Substantial evidence suggests that amyloid-β (Aβ) species induce oxidative stress and cerebrovascular (CV) dysfunction in Alzheimer’s disease (AD), potentially contributing to the progressive dementia of this disease. The upstream molecular pathways governing this process, however, are poorly understood. In this report, we examine the role of heparan sulfate proteoglycans (HSPG) in Aβ-induced vascular smooth muscle cell (VSMC) dysfunction in vitro.

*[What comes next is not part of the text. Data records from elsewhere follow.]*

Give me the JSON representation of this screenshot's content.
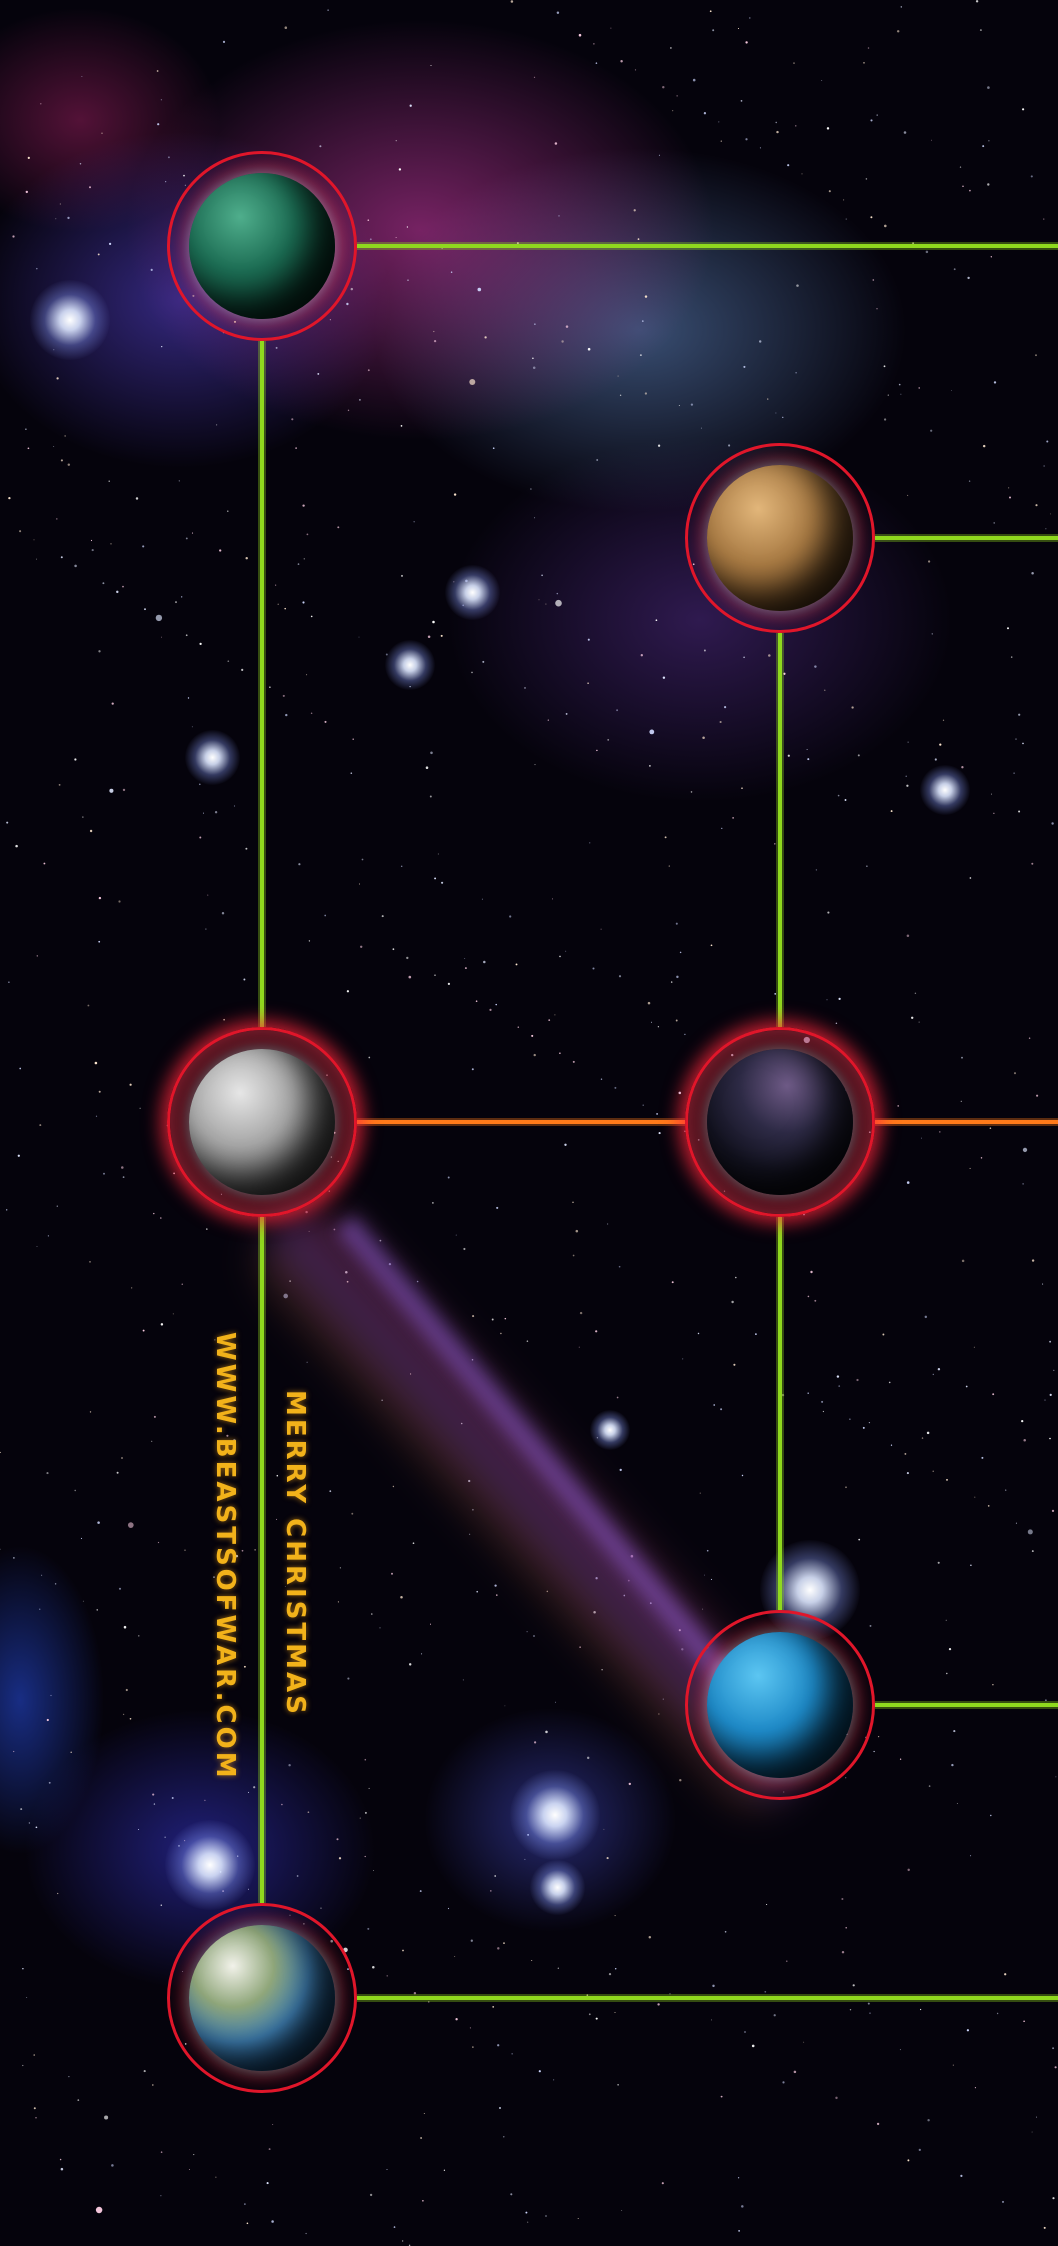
{
  "text": {
    "greeting": "MERRY CHRISTMAS",
    "website": "WWW.BEASTSOFWAR.COM"
  },
  "colors": {
    "link_green": "#8fd81e",
    "link_orange": "#ff7a1a",
    "node_ring": "#e0162a",
    "text_gold": "#f2b21a"
  },
  "planets": [
    {
      "id": "green",
      "surface": "green-jungle",
      "ring_glow": false
    },
    {
      "id": "desert",
      "surface": "tan-desert",
      "ring_glow": false
    },
    {
      "id": "grey",
      "surface": "grey-cratered",
      "ring_glow": true
    },
    {
      "id": "dark",
      "surface": "dark-shadowed",
      "ring_glow": true
    },
    {
      "id": "blue",
      "surface": "blue-ocean",
      "ring_glow": false
    },
    {
      "id": "earth",
      "surface": "earthlike",
      "ring_glow": false
    }
  ],
  "links": [
    {
      "from": "green",
      "to": "grey",
      "type": "green"
    },
    {
      "from": "grey",
      "to": "earth",
      "type": "green"
    },
    {
      "from": "desert",
      "to": "dark",
      "type": "green"
    },
    {
      "from": "dark",
      "to": "blue",
      "type": "green"
    },
    {
      "from": "grey",
      "to": "dark",
      "type": "orange"
    },
    {
      "from": "green",
      "to": "edge",
      "type": "green"
    },
    {
      "from": "desert",
      "to": "edge",
      "type": "green"
    },
    {
      "from": "dark",
      "to": "edge",
      "type": "orange"
    },
    {
      "from": "blue",
      "to": "edge",
      "type": "green"
    },
    {
      "from": "earth",
      "to": "edge",
      "type": "green"
    }
  ]
}
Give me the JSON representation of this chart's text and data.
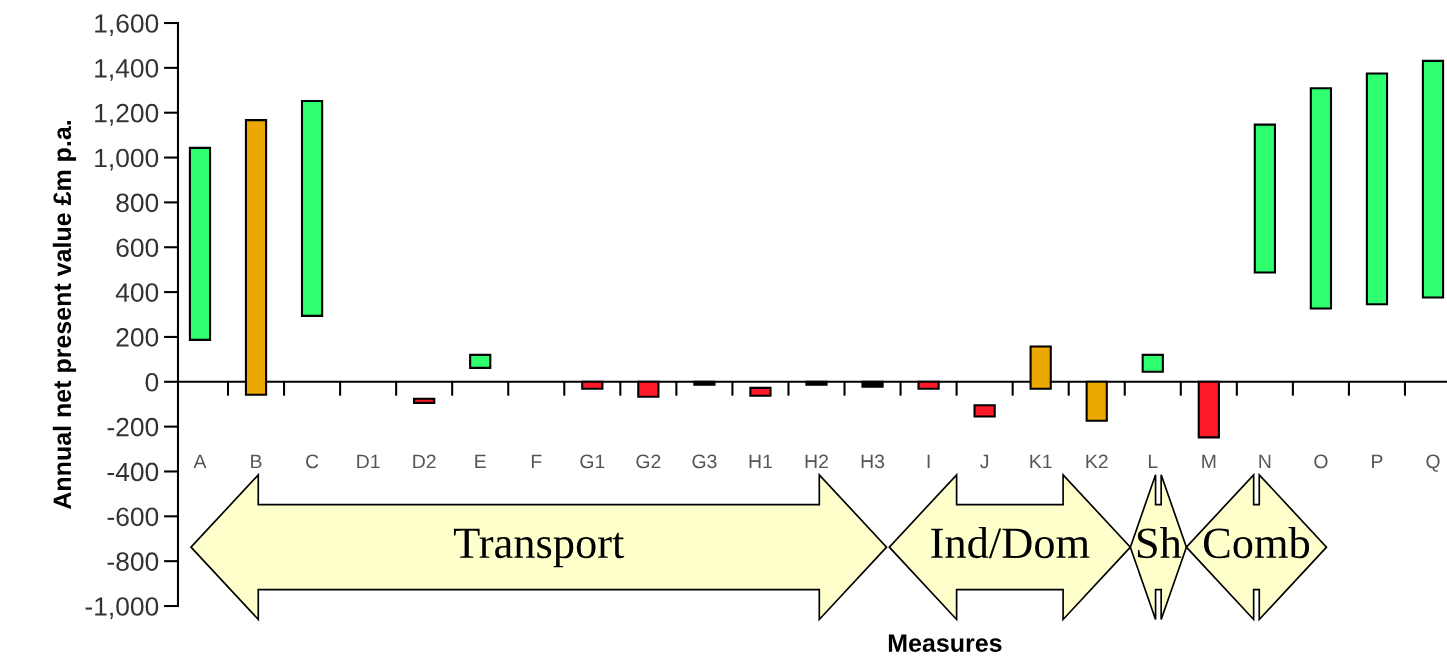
{
  "chart_data": {
    "type": "bar",
    "xlabel": "Measures",
    "ylabel": "Annual net present value £m p.a.",
    "categories": [
      "A",
      "B",
      "C",
      "D1",
      "D2",
      "E",
      "F",
      "G1",
      "G2",
      "G3",
      "H1",
      "H2",
      "H3",
      "I",
      "J",
      "K1",
      "K2",
      "L",
      "M",
      "N",
      "O",
      "P",
      "Q"
    ],
    "base": [
      187,
      -58,
      294,
      null,
      -94,
      62,
      null,
      -31,
      -67,
      -13,
      -62,
      -13,
      -22,
      -31,
      -155,
      -31,
      -174,
      45,
      -248,
      487,
      327,
      346,
      376
    ],
    "values": [
      856,
      1225,
      958,
      null,
      18,
      58,
      null,
      31,
      67,
      13,
      35,
      13,
      22,
      31,
      50,
      188,
      174,
      75,
      248,
      660,
      982,
      1029,
      1055
    ],
    "colors": [
      "#2dff6e",
      "#eda800",
      "#2dff6e",
      null,
      "#ff1a2a",
      "#2dff6e",
      null,
      "#ff1a2a",
      "#ff1a2a",
      "#000000",
      "#ff1a2a",
      "#000000",
      "#000000",
      "#ff1a2a",
      "#ff1a2a",
      "#eda800",
      "#eda800",
      "#2dff6e",
      "#ff1a2a",
      "#2dff6e",
      "#2dff6e",
      "#2dff6e",
      "#2dff6e"
    ],
    "ylim": [
      -1000,
      1600
    ],
    "yticks": [
      {
        "value": -1000,
        "label": "-1,000"
      },
      {
        "value": -800,
        "label": "-800"
      },
      {
        "value": -600,
        "label": "-600"
      },
      {
        "value": -400,
        "label": "-400"
      },
      {
        "value": -200,
        "label": "-200"
      },
      0,
      200,
      400,
      600,
      800,
      {
        "value": 1000,
        "label": "1,000"
      },
      {
        "value": 1200,
        "label": "1,200"
      },
      {
        "value": 1400,
        "label": "1,400"
      },
      {
        "value": 1600,
        "label": "1,600"
      }
    ],
    "legend": false,
    "annotations": [
      "Transport",
      "Ind/Dom",
      "Sh",
      "Comb"
    ]
  }
}
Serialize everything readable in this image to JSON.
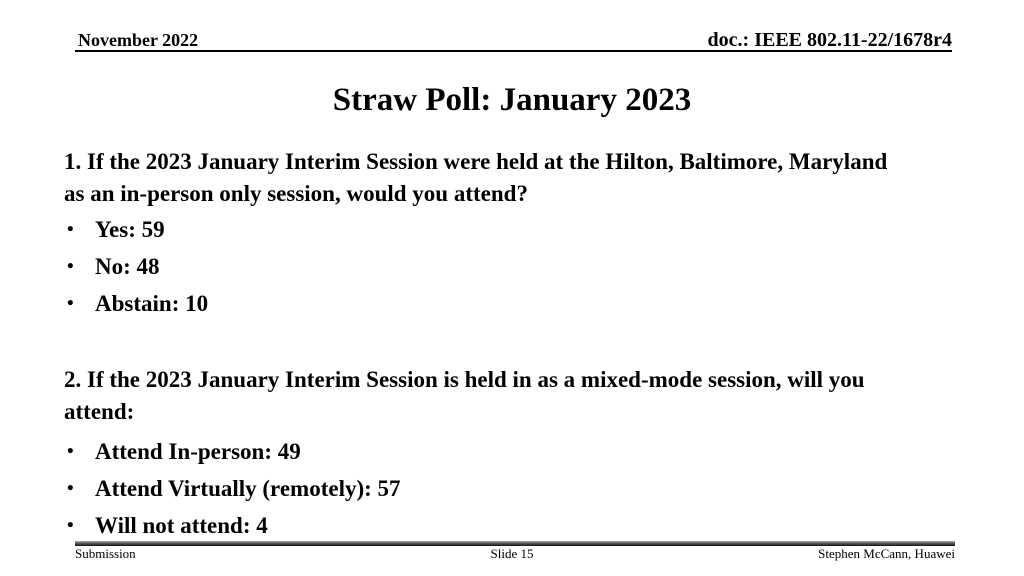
{
  "header": {
    "date": "November 2022",
    "doc_id": "doc.: IEEE 802.11-22/1678r4"
  },
  "title": "Straw Poll: January 2023",
  "questions": [
    {
      "lines": [
        "1. If the 2023 January Interim Session were held at the Hilton, Baltimore, Maryland",
        "as an in-person only session, would you attend?"
      ],
      "bullets": [
        "Yes: 59",
        "No: 48",
        "Abstain: 10"
      ]
    },
    {
      "lines": [
        "2. If the 2023 January Interim Session is held in as a mixed-mode session, will you",
        "attend:"
      ],
      "bullets": [
        "Attend In-person: 49",
        "Attend Virtually (remotely): 57",
        "Will not attend: 4"
      ]
    }
  ],
  "footer": {
    "left": "Submission",
    "center": "Slide 15",
    "right": "Stephen McCann, Huawei"
  },
  "bullet_glyph": "•",
  "colors": {
    "text": "#000000",
    "background": "#ffffff",
    "header_rule": "#000000",
    "footer_bar_light": "#b0b0b0",
    "footer_bar_dark": "#111111"
  }
}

Our results demonstrate that pharmacological depletion of HSPG (by enzymatic degradation with active, but not heat-inactivated, heparinase) in primary human cerebral and transformed rat VSMC mitigates Aβ(1-40⁻) and Aβ(1-42⁻)induced oxidative stress. This inhibitory effect is specific for HSPG depletion and does not occur with pharmacological depletion of other glycosaminoglycan (GAG) family members. We also found that Aβ(1-40) (but not Aβ(1-42)) causes a hypercontractile phenotype in transformed rat cerebral VSMC that likely results from a HSPG-mediated augmentation in intracellular Ca(2+) activity, as both Aβ(1-40⁻)induced VSMC hypercontractility and increased Ca(2+) influx are inhibited by pharmacological HSPG depletion. Moreover, chelation of extracellular Ca(2+) with ethylene glycol tetraacetic acid (EGTA) does not prevent the production of Aβ(1-40⁻) or Aβ(1-42⁻)mediated reactive oxygen species (ROS), suggesting that Aβ-induced ROS and VSMC hypercontractility occur through different molecular pathways.
Taken together, our data indicate that HSPG are critical mediators of Aβ-induced oxidative stress and Aβ(1-40⁻)induced VSMC dysfunction.